В это время мимо проходил сторож с фабрики, какого черта он тут бродил, даже сам не скажет, но, видно, шел не вовремя. Огибая забор, услышал стоны, уже было собрался кинуться помочь, но своевременно оступился, побаиваясь, что помощь может понадобиться ему.
— Легче! Да бережнее ты! Видишь, не разработано, — стонал в голос водяной, томно переводя дыхание, — еще немного, да, повыше, вот так… — голос сбивался, гласные мелодично звучали, а нервы трещали…

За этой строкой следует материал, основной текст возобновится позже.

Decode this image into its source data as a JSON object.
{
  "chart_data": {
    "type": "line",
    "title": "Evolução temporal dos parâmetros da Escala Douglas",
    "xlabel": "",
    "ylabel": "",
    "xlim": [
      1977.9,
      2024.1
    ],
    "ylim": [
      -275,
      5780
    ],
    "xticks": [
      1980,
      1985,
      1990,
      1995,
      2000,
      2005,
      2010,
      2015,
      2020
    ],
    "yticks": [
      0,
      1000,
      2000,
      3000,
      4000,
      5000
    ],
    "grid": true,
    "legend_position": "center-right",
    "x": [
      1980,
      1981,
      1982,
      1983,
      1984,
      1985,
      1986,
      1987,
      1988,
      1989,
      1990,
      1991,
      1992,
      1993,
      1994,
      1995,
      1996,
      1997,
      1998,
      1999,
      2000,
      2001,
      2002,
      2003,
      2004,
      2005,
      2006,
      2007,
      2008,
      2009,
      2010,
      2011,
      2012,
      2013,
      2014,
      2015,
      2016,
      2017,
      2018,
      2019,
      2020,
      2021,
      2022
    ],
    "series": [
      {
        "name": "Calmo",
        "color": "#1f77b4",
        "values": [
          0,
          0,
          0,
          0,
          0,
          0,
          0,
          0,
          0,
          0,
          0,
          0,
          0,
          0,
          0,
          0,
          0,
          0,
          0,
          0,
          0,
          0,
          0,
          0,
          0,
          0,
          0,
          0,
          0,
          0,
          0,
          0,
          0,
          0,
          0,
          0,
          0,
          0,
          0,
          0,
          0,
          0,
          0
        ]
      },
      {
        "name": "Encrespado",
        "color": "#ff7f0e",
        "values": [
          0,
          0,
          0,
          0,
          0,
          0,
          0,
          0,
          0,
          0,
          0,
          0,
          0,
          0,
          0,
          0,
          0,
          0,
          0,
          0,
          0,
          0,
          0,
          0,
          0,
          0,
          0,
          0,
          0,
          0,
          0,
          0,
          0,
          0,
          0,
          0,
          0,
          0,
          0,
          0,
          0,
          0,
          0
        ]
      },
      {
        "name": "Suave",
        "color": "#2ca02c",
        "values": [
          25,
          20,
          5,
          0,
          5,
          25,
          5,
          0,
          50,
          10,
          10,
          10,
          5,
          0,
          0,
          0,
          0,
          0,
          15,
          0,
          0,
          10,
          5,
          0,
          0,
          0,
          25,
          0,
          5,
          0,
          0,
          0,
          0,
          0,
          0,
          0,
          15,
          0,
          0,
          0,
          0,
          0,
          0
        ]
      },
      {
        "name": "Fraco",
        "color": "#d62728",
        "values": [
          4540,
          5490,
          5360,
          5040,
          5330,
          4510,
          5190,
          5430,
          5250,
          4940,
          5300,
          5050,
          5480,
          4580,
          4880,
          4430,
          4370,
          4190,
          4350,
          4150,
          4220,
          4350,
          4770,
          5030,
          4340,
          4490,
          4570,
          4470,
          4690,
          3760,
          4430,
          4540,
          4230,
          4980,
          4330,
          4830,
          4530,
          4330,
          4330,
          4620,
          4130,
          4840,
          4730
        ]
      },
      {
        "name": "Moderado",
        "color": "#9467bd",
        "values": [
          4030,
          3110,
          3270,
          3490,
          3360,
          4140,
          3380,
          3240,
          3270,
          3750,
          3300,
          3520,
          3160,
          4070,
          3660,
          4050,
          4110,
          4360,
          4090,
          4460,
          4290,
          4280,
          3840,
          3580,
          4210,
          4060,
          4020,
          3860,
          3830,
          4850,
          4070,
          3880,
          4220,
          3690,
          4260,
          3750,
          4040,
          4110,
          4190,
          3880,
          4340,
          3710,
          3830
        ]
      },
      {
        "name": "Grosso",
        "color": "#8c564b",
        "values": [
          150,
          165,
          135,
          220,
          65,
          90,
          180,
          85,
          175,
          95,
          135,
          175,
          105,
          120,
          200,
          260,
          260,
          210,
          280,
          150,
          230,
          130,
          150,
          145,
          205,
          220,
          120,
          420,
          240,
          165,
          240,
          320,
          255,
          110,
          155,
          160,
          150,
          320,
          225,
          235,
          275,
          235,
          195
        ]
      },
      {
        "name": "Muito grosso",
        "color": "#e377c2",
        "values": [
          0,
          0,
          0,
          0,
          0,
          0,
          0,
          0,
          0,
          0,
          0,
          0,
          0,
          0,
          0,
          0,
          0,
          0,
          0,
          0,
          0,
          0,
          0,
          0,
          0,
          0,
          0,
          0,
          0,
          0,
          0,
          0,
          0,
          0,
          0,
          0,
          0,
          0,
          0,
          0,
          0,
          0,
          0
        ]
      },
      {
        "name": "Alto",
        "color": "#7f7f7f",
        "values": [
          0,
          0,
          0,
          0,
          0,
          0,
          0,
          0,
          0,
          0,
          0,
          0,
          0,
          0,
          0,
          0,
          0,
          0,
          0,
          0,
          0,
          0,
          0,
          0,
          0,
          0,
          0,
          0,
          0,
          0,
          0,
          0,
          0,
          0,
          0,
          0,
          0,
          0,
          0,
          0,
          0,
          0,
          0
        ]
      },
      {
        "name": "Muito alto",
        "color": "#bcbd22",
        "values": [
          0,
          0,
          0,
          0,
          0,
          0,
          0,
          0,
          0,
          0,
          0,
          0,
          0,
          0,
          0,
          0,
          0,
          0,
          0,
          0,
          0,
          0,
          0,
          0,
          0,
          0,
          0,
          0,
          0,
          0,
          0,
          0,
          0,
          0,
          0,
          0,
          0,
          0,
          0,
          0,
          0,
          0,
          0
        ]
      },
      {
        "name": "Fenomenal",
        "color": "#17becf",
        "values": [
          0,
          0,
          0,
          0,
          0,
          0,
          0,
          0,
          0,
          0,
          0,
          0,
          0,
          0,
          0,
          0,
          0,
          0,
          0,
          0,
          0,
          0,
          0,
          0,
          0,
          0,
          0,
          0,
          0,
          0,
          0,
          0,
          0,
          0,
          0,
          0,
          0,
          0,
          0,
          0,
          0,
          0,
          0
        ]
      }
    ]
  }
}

Покачиваясь и переминаясь с ноги на ногу, только скинувший плавники водяной был совершенно беспомощен, он цеплялся за руки Гоши, но скользил, спотыкался (тот не особо и помогал) и вскоре, обессилев, сполз на землю. Гоша его торопить не стал, стряхнул спокойно с рук чешую, штаны подтянул, перевел дыхание. Знал он такого вида тварей, не любил их жутко, но с этим как-то нашел общий язык. Может, потому, что тот ему утопиться не дал, да к тому же лекцию прочитал нравоучительную. Может, потому, что его и наказал, обязав спасти пять душ, кто его знает, но тяга была и своего рода ответственность за эту живность.
Подхватив на руки совершенно обнаженного не шибко легкого неча, прикинул, как бы его не расплескать по дороге, на сухомани жителя воды начало мутить и заметно подташнивать, пришлось быстро грузиться и покидать это место, больше жизни в реке не осталось, а значит, и возвращаться теперь некуда. Водяной был довольно сильный, пара месяцев вне водоема у него есть, пока Гоша не подыщет ему новый дом. Осталось только сплавить кое-кому рыбину…
***
Никита сидел на краю подоконника и устало смотрел с высоты девятого этажа, как двое котов дерутся под подъездом. Лежащий на коленях учебник после двух часов зубрежки стал казаться проклятым, буквы то и дело расплывались, написанные словно на иностранном языке, а мысли перестали формироваться во что-то приличное. До трясучки хотелось есть, пить (вернее выпить), хорошенько потрахаться, вот прям чтобы от души, и выспаться. Из всего перечисленного была вероятность выспаться, хотя тогда перспектива завалить экзамен маячила красным флагом, а в голове так и слышался голос прапора: «Иди ко мне, нам вместе будет очень хорошо…»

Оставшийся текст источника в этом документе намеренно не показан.